Thomas Shelmerdine (1845–1921) was an English architect who was appointed to the post of City Surveyor of Liverpool in 1871 at the age of 26. He is the youngest person to have held that post.

Shelmerdine was the architect of several buildings in Liverpool. In 1875, he designed the gates and lodge at the Ullet Road entrance to Sefton Park. In 1890 he drew the plans for Kensington Library. This is an asymmetrical building, in brick and dressed stone, with a white cupola. In 1896 he designed Everton Library in Heyworth Street, in grimshell and redbrick, on a triangular site.

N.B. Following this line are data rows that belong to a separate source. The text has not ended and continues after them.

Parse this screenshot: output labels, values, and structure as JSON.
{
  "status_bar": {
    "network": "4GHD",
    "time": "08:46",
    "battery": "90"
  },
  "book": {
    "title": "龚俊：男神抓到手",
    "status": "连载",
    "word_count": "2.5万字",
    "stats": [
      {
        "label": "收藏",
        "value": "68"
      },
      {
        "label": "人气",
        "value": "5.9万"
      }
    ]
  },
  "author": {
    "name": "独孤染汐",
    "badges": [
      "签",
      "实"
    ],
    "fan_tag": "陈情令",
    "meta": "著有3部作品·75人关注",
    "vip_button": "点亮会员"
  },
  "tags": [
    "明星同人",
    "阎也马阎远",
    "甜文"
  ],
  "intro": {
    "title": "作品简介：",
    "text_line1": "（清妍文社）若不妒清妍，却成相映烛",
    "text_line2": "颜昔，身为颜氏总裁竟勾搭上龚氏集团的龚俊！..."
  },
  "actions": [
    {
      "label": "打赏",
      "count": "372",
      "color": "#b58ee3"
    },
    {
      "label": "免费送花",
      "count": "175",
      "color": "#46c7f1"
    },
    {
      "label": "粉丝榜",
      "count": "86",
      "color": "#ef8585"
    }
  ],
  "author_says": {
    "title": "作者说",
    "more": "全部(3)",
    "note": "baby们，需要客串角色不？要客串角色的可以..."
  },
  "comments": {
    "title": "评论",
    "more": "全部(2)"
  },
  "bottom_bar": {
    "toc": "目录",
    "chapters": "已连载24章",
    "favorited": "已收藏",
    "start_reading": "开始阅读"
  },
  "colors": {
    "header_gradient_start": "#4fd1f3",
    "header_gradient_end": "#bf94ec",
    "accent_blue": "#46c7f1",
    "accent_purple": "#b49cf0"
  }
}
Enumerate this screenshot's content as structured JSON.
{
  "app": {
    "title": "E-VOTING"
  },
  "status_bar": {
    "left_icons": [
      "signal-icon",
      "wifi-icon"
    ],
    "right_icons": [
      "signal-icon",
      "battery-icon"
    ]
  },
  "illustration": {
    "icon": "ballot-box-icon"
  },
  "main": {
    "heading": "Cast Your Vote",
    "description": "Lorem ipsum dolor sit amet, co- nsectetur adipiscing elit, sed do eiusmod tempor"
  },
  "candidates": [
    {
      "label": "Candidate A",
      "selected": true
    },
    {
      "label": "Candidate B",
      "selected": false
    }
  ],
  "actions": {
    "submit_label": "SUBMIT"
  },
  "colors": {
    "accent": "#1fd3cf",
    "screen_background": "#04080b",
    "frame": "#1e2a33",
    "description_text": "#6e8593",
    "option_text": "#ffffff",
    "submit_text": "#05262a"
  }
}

Toxteth Library, in Windsor Street, a balanced English Renaissance style building, was set out by him in 1902. By 1904 he was setting out St John's Gardens at the back of St George's Hall, which now contain interesting examples of Victorian and Edwardian public sculpture. In 1906 he was working on the Hornby Library, designed to house Hugh Frederick Hornby's collection of books and prints. His last design for a library was that at Sefton Park, on Aigburth Road. The ground floor is of ashlar and roughcast, the first is half-timbered. It was the last of Thomas Shelmerdine's libraries, and was completed in 1911.

His brother Henry Shelmerdine (1856–1935) was also an architect, who spent most of his career working for the Lancashire and Yorkshire Railway.